Execution service (Node):

app.post("/execute", requireSignedCommand, async (req, res) => {
  const { command, signature } = req.body;
  if (!policyEngine.allow(command)) return res.status(403).send("denied");
  const token = tokenBroker.issue("pagerduty", scope = "service:${command.serviceId}");
  await pagerDutyClient.silenceService(command.serviceId, {
    duration: command.durationMinutes,
    token,
  });
  audit.log(command, req.user);
  res.json({ status: "ok" });
});

Commands require signed payloads from approval service.

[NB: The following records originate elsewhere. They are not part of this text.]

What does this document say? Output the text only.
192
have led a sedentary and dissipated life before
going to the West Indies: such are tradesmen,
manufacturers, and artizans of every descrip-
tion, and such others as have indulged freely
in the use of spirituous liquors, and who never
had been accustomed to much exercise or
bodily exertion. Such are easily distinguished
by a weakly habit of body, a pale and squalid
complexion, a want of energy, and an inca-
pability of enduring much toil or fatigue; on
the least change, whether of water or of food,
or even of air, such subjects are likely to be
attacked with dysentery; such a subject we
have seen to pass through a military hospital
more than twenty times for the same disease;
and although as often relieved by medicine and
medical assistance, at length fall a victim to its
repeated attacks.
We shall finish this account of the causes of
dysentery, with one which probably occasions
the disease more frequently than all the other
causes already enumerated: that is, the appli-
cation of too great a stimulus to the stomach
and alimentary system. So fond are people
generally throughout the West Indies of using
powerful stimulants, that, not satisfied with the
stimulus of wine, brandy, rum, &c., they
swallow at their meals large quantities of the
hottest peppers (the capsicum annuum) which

Token Broker and Least Privilege

  • Use STS or custom token broker to mint short-lived tokens with narrow scopes.
  • Never store API keys in agent process memory beyond execution.

Output Monitoring

  • Log every tool invocation with inputs, outputs, latency.
  • Emit metrics for tool.denied, tool.approved, tool.executed.
  • Alert on failed policy checks or repeated denials.

Red Teaming

  • Feed prompts that request disallowed actions. Ensure policy denies and logs events.
  • Test injection attacks (e.g., tool names overlapping or malicious JSON).

Alprina Policies

Scan repositories for tool definitions lacking schema validation or policy checks. Ensure approval flows exist for high-risk tools.

Testing & Verification

  • Unit tests for schema validation, policy decisions, and approval flow.
test("policy denies long silence", () => {
  expect(() => policyEngine.allow({ durationMinutes: 500 })).toThrow();
});
  • Integration tests hitting /execute with signed commands. Use ephemeral PagerDuty sandbox.
  • Fuzz tool inputs with jsfuzz or property-based tests to ensure validation rejects unexpected fields.
  • Simulate compromised agent by skipping approval; ensure backend rejects unsigned commands.

Common Questions & Edge Cases

Do we really need approvals for everything? No. Categorize tools by risk. Read-only tools (metrics queries) auto-execute. Write operations require approval or multi-factor triggers.

What about latency? Cache approvals for low-risk actions or implement break-glass procedures with audit trail.

How to support mobile on-call? Surface approval prompts in Slack/Teams with context payloads.

Can agents learn to bypass policies? If policies operate outside the LLM (in code), agents cannot bypass them. Never rely solely on prompts.

Does policy authoring slow developers down? Provide scaffolding and tests. Policies should live alongside tools so owners update both.

Conclusion

AI agents unlock productivity when their tools are safe by construction. Treat tooling like any other privileged API: validate inputs, enforce policies, require approval, and sandbox credentials. With these guardrails, agents can triage incidents without creating new ones.